Researchers at the Mile End campus led the studies which came up with the evidence to press employers to improve pay rather than just dish out the legal minimum.

The hourly rate is independently calculated on what it costs to live and support a family in London, at £10.55, or £9 elsewhere.

The research at the university’s School of Geography was the first to show that a decent wage could save the government £1 billion a year on income support in London alone.

“It’s clear that this benefits everybody,” the university’s Prof Jane Wills said. “The Living Wage reduces the money the state has to give low-pay workers to top up their income, to overcome working poverty.”

Queen Mary’s was the first accredited university to pay the Living Wage in 2006, when the campaign was launched by Telco, the East London Community Organisation forerunner of UK Citizens civic network in Whitechapel.

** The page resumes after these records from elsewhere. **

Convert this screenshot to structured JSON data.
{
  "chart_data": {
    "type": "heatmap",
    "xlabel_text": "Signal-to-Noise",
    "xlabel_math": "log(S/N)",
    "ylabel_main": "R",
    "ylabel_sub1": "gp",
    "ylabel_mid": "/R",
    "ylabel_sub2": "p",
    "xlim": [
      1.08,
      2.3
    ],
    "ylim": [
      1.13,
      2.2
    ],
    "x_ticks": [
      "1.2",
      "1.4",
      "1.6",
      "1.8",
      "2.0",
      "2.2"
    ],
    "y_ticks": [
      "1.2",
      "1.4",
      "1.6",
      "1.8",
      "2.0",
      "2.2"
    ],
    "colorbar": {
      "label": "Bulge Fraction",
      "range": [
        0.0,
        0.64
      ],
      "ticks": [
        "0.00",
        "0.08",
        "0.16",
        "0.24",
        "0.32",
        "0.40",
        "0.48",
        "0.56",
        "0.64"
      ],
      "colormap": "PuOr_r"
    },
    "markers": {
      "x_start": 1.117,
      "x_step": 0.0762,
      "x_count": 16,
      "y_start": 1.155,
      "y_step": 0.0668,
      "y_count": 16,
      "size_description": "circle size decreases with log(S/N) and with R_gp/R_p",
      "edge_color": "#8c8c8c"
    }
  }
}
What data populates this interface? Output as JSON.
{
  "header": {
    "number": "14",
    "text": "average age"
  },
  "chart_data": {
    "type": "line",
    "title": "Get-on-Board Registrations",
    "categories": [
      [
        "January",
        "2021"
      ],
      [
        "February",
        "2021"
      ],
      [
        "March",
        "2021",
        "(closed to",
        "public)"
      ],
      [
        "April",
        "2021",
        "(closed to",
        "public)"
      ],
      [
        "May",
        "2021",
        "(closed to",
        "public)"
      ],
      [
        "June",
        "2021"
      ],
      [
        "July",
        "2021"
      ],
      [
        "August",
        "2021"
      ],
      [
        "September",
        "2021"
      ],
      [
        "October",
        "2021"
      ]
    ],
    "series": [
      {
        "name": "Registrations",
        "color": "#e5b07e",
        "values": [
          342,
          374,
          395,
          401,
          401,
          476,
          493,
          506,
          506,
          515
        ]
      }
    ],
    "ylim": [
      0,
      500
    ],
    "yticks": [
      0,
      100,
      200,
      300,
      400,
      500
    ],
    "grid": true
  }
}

It is also a founding partner of the Living Wage Foundation that recognises employers who take cost of living into account.

The Living Wage is on a list of 100 ‘breakthroughs’ as part of Universities UK’s ‘Made at Uni’ campaign to change public perceptions of universities.

Also on the top 100 list is Greenwich University’s Natural Resources Institute close by on the other side of the Thames for its work on preserving shelf life of the cassava root crop, a staple food for 500 million people in the developing world.

The university came up with the ‘Cassava bag’ with built-in curing technology which extends shelf life by eight days, overcoming the 40 per cent lost through pests, disease or lack of access to markets.